6 Gaucher's disease: the best laid schemes of mice and men

Abstract

The creation of animal models of Gaucher's disease, the inherited deficiency of the enzyme glucocerebrosidase, has led to new clinical insights and to a new appreciation of the complexity of the glucocerebrosidase gene locus. Murine embryonic stem cells with targeted modifications in the glucocerebrosidase gene were used to generate mouse models of Gaucher's disease, the first having a null glucocerebrosidase allele. The resulting knockout mice have no glucocerebrosidase activity and die within 12 hours of birth. Ultrastructural studies of liver, spleen, brain and bone marrow demonstrate the characteristic storage material seen in Gaucher patients.
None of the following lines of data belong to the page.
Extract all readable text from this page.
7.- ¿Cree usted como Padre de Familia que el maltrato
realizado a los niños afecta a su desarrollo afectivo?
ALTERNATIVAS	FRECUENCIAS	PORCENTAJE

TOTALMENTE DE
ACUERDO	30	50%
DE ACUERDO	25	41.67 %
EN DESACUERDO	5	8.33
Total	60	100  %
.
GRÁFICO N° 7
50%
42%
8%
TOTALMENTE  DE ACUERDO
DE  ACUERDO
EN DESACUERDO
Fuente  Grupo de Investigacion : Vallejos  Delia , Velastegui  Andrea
In the nervous system, storage of lipid increased in a rostral-caudal distribution. Analysis of skin from the knockout mice revealed histological, ultrastructural and biochemical abnormalities. The null allele Gaucher mice are analogous to neonates with Type 2 Gaucher's disease who present with hydrops foetalis and/or congenital ichthyosis. Moreover, the epidermal changes seen in Type 2 mice are also found in Type 2 patients and may provide a means to presymptomatically discriminate Type 2 from Type 1 and 3 Gaucher's disease. Another targeted modification in the murine glucocerebrosidase gene locus led to the discovery of a contiguous gene, metaxin. Closer analysis of the glucocerebrosidase gene locus, including sequencing of 75 kb of genomic DNA, reveals that this is a gene-rich region coding for seven genes and two pseudogenes. Further study of these closely arrayed genes may contribute to our understanding of the clinical variation encountered among patients with Gaucher's disease.